Labeling: Annotation Tool



We need a labeled dataset to train the model; more importantly, the quality and consistency of the data are crucial for a good model.

In my personal experience, the quality of the Korean annotation company did not meet my quality standards, and the feedback process took a long time. Although I created a 20-page annotator instruction manual (referencing the nuScenes annotator instruction) to ensure high-quality labeling, expecting outsourcing companies to maintain this level of quality was challenging.

Therefore, I believed it was essential to establish an in-house labeling process. Moreover, I wanted the labeling process not to be labor-intensive, even though the labor cost of graduate students is known to be very cheap.

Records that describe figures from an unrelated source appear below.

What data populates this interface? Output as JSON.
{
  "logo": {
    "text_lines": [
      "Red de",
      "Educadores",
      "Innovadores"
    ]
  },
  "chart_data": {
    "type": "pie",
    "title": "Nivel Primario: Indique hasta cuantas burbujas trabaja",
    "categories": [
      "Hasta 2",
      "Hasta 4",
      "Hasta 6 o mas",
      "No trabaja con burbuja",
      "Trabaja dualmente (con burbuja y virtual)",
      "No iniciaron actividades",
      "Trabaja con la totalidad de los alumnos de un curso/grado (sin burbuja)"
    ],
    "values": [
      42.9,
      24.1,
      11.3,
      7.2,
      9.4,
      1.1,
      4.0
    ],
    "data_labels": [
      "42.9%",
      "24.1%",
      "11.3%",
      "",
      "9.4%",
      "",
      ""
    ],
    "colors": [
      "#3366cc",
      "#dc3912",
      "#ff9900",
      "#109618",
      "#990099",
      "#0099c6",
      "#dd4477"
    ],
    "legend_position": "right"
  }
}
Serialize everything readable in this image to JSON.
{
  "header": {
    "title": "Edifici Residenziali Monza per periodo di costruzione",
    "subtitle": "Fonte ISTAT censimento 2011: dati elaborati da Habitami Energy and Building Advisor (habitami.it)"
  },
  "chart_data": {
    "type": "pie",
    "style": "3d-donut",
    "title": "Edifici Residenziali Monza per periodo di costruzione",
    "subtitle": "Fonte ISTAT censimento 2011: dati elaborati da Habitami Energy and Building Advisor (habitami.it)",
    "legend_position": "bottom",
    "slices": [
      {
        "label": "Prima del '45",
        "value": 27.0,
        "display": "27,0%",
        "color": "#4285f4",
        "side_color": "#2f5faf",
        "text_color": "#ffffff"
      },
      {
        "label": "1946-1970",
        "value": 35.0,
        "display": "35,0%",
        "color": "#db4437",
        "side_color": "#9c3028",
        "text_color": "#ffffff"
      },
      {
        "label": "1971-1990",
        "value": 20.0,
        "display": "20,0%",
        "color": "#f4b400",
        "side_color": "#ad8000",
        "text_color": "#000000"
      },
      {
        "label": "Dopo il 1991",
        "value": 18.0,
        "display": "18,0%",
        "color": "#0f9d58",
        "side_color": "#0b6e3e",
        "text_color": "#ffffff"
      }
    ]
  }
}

My approach was to create a roughly functioning LiDAR-based 3D object detector using only a small portion of the data. Then, I would use some detection results (with high confidence) as pseudo-labels and manually annotate instances where the model failed to detect. This iterative process would gradually reduce the need for manual labeling as the model improved.


3D bounding box annotation using Supervisely


To start, I needed to choose an annotation tool, and my final candidates were CVAT and Supervisely. Since my goal was to upload LiDAR points along with 3D bounding boxes (pseudo-labels), manually correct and annotate labels, and then download the final data, I found Supervisely and its Python API more suitable for achieving these objectives.

I spent some time annotating a few hundred samples in my spare time (while watching Netflix). Concurrently, I also worked on developing an offboard 3D LiDAR detector in parallel.